Warning: This story includes discussion of suicide.
As the federal government looks to delay the expansion of medical assistance in dying (MAID) to people suffering solely from mental illness, the Northwest Territories' senator is voicing her reservations about whether the N.W.T. is in a position to offer MAID at all.
"There's some great challenges that we face in terms of health, in terms of accessing mental health care," said Margaret Dawn Anderson.
"Until we are in a place where health care is at 100 per cent, and there is some continuity and consistency in that health care service … I struggle to see how MAID can be applied in the Northwest Territories."
MAID eligibility was set to extend on March 17 to people whose sole underlying condition is a mental disorder. Last month however, the federal government announced plans to introduce legislation that would delay that expansion.
Justice Minister David Lametti said some provinces, territories and health-care professionals need more time to adopt practice standards for dealing with more complex MAID requests, and that the federal government will need more time to go over the final report of Parliament's Special Joint Committee on MAID, which is expected on February 17.
"We do have to respect decisions of the courts. They have said that medical assistance in dying is a right that Canadians have, and so … the process will continue to move forward, but we're going to do it in a measured and prudent way," Lametti told reporters on Dec. 15.
Cancelling the expansion would require different legislation, he said, and "I think that would run us afoul of the courts."

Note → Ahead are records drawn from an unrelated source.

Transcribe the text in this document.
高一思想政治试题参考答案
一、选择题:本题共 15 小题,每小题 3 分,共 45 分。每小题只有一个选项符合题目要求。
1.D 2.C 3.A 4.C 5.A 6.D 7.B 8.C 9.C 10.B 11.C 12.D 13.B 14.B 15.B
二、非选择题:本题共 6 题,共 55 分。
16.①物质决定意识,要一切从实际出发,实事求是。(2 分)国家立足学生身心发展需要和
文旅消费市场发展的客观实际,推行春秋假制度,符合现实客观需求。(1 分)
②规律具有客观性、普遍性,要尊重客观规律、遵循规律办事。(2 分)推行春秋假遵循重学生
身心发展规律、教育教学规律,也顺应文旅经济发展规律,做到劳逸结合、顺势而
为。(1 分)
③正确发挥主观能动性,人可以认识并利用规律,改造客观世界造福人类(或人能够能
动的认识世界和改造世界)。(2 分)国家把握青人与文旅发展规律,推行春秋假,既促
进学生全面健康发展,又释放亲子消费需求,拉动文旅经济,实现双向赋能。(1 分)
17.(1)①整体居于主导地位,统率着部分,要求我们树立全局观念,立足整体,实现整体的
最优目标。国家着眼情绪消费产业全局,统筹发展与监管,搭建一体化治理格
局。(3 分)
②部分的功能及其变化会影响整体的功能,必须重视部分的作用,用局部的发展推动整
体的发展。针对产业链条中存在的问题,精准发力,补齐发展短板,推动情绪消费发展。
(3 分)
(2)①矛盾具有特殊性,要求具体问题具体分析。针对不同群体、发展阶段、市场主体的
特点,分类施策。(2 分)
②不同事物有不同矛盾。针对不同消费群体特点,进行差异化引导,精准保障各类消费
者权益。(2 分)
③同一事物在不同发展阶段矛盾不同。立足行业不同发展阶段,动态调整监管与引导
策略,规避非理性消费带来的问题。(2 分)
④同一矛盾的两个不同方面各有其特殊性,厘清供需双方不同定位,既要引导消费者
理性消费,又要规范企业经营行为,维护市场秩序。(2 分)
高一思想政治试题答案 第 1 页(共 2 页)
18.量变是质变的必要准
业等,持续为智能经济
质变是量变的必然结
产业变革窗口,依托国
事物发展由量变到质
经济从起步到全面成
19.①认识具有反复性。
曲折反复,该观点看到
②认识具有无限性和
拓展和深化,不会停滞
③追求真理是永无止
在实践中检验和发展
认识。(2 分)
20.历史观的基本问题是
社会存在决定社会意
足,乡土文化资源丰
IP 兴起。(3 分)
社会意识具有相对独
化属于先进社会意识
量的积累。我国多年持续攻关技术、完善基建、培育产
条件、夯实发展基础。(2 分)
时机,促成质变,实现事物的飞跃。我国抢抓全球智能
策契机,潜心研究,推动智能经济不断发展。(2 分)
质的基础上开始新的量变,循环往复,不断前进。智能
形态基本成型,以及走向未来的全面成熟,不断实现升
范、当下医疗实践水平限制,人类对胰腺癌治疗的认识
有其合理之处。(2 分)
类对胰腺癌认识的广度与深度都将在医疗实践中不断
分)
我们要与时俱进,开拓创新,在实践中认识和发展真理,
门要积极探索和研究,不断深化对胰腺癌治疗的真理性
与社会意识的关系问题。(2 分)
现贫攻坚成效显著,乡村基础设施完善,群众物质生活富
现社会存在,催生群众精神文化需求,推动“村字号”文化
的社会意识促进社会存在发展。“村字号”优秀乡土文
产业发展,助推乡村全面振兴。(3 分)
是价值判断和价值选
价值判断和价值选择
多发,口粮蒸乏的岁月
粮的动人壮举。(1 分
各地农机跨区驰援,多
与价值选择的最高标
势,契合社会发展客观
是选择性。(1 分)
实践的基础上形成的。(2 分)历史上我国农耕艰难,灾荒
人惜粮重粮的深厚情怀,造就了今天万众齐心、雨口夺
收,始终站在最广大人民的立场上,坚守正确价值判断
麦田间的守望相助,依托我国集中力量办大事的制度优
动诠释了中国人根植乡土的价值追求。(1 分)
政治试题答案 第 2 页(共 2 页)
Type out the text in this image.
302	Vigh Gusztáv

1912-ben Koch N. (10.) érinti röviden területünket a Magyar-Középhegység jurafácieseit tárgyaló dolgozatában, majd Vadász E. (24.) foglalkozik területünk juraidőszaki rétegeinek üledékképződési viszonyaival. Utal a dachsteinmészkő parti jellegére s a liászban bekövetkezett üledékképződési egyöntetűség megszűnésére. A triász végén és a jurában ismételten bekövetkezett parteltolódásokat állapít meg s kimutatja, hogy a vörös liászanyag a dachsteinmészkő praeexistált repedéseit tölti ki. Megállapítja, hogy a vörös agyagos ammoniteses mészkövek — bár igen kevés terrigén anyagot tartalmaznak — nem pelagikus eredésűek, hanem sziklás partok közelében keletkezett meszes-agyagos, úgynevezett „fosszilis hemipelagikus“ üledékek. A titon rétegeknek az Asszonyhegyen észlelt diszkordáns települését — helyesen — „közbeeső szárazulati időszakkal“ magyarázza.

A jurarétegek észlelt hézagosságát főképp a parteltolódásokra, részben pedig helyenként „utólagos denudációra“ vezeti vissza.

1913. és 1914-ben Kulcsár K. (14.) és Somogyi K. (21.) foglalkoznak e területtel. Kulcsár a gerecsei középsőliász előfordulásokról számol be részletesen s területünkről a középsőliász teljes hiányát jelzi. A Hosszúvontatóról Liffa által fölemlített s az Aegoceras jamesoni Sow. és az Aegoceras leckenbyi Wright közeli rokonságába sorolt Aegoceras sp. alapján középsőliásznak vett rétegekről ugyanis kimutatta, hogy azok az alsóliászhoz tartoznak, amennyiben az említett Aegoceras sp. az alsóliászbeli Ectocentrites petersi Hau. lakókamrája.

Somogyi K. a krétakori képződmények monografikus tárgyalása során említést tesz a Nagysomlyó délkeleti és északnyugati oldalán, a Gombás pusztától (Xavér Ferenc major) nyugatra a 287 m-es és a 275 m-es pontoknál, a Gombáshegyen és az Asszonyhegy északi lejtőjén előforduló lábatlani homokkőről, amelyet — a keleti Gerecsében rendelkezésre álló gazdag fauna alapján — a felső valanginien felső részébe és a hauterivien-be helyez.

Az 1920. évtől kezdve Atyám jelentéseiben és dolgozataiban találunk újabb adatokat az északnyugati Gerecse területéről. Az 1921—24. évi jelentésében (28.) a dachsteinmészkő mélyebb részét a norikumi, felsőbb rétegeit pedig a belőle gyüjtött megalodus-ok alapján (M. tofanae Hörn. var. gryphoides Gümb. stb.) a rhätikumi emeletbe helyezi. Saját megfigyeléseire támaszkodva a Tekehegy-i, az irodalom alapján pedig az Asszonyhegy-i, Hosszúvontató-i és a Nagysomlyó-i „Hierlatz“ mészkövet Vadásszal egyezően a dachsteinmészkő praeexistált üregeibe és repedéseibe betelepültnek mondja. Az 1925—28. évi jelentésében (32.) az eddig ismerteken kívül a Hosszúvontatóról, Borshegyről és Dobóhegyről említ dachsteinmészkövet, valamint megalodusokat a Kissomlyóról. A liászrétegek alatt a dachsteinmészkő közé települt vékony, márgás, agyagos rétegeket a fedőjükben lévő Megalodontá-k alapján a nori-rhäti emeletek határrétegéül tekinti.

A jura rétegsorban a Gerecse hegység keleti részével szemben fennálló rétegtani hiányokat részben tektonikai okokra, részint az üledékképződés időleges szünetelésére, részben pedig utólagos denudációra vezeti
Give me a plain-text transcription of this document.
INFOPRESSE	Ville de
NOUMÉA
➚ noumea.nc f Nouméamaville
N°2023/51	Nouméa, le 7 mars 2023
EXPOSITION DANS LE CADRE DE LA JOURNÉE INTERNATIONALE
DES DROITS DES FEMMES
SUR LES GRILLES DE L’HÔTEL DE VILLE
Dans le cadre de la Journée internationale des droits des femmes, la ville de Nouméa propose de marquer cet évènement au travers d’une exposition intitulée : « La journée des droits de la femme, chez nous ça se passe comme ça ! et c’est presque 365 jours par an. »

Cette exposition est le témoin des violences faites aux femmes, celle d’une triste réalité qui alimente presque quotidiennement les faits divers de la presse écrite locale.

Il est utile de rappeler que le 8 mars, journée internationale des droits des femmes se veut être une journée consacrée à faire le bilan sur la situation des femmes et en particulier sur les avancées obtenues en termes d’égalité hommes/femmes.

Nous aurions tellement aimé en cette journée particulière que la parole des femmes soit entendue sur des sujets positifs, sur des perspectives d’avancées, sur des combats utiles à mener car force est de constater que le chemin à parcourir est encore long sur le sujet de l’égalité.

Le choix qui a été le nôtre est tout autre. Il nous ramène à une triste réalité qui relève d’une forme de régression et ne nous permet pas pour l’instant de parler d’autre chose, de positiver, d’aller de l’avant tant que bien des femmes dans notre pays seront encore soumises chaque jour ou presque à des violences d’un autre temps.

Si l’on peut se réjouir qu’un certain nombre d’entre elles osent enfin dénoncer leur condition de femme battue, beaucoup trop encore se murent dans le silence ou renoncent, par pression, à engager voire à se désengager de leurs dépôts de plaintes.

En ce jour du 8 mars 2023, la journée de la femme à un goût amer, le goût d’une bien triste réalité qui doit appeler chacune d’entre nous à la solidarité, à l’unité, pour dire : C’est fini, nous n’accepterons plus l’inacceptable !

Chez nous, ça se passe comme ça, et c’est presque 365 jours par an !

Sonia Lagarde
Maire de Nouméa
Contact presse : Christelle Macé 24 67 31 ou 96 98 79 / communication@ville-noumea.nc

The federal Justice Department wouldn't say how long the expansion might be delayed.
At least 12 people have received MAID in N.W.T.
It's unclear whether the N.W.T. is among the jurisdictions that need more time to update MAID practice standards.
CBC News requested an interview with an N.W.T. physician and with the territorial minister of Health and Social Services, Julie Green, but neither were granted by the end of the day on Wednesday.
In an emailed statement, N.W.T. health department spokesperson Umesh Sutendra said the government has safeguards to protect residents seeking medically-assisted death and the medical practitioners who provide it.
"The [N.W.T. government] has no role in the federal government's advancement of MAID," said Sutendra.
The health department said at least 12 people have received MAID in the Northwest Territories since 2016. It wouldn't say where in the territory they're from, citing the risk of identifying them.
According to the federal government's most recent annual report on MAID, there were 10,064 MAID deaths in Canada in 2021.
The average age of a person provided MAID was 76, and the most commonly cited underlying medical condition was cancer.
To be eligible for medically-assisted death in Canada, a person must satisfy a set of criteria.
Among them: they must be adults capable of making their own decisions, they must have a serious and incurable disease, and they must be enduring "unbearable physical or mental suffering" from their disease or disability that "cannot be relieved under conditions [they] consider acceptable."
There are also a number of safeguards. For example, a person seeking MAID must be informed of "available and appropriate means to relieve their suffering," including counselling and disability support services, and they must be offered consultations with these service providers.
Also, a practitioner with expertise in the person's condition must be consulted in the MAID assessment process.
In Senator Anderson's view however, MAID in the N.W.T. is problematic because of the barriers residents face in accessing adequate, consistent and culturally-appropriate health care and mental health services.
She pointed to high physician vacancy rates and high suicide rates in the territory.
The department of Health and Social Services reports that since 2006, physician vacancy rates in the territory have fluctuated between 30 and 43 per cent.
Last October, the N.W.T.'s chief coroner reported an "alarming" increase in suicide deaths, particularly among young men.
"The amount of suicides that are taking place in the N.W.T. is also a sign that there is a an existing issue," said Anderson. "Within the Northwest Territories there are services that are lacking or absent to assist individuals who are dealing with mental health issues."
She said housing and food insecurity compound people's mental health issues.
Expert panel says safeguards exist to expand MAID
Anderson's concerns were echoed by the Expert Panel on MAID and Mental Illness, established under the federal legislation that broadened MAID eligibility.
The panel said Indigenous leaders and communities worried that it's easier for their people to access a way to die than to access the resources to live healthy lives.
In its final report, the panel wrote that "in the course of assessing a request for MAID — regardless of the requester's diagnoses — a clinician must carefully consider whether the person's circumstances are a function of systemic inequality."
It also recommended that regional health regulatory bodies in each province and territory consult with First Nations, Inuit and Métis people to create practice standards for MAID for people suffering from mental illness.
The expert panel was not mandated to debate whether MAID eligibility should be expanded. Rather, it was tasked with providing advice for the provision of MAID to people seeking it on the basis of mental illness.
The panel made 19 recommendations, and determined that the necessary eligibility criteria and safeguards exist to extend MAID to people whose sole underlying condition is a mental disorder.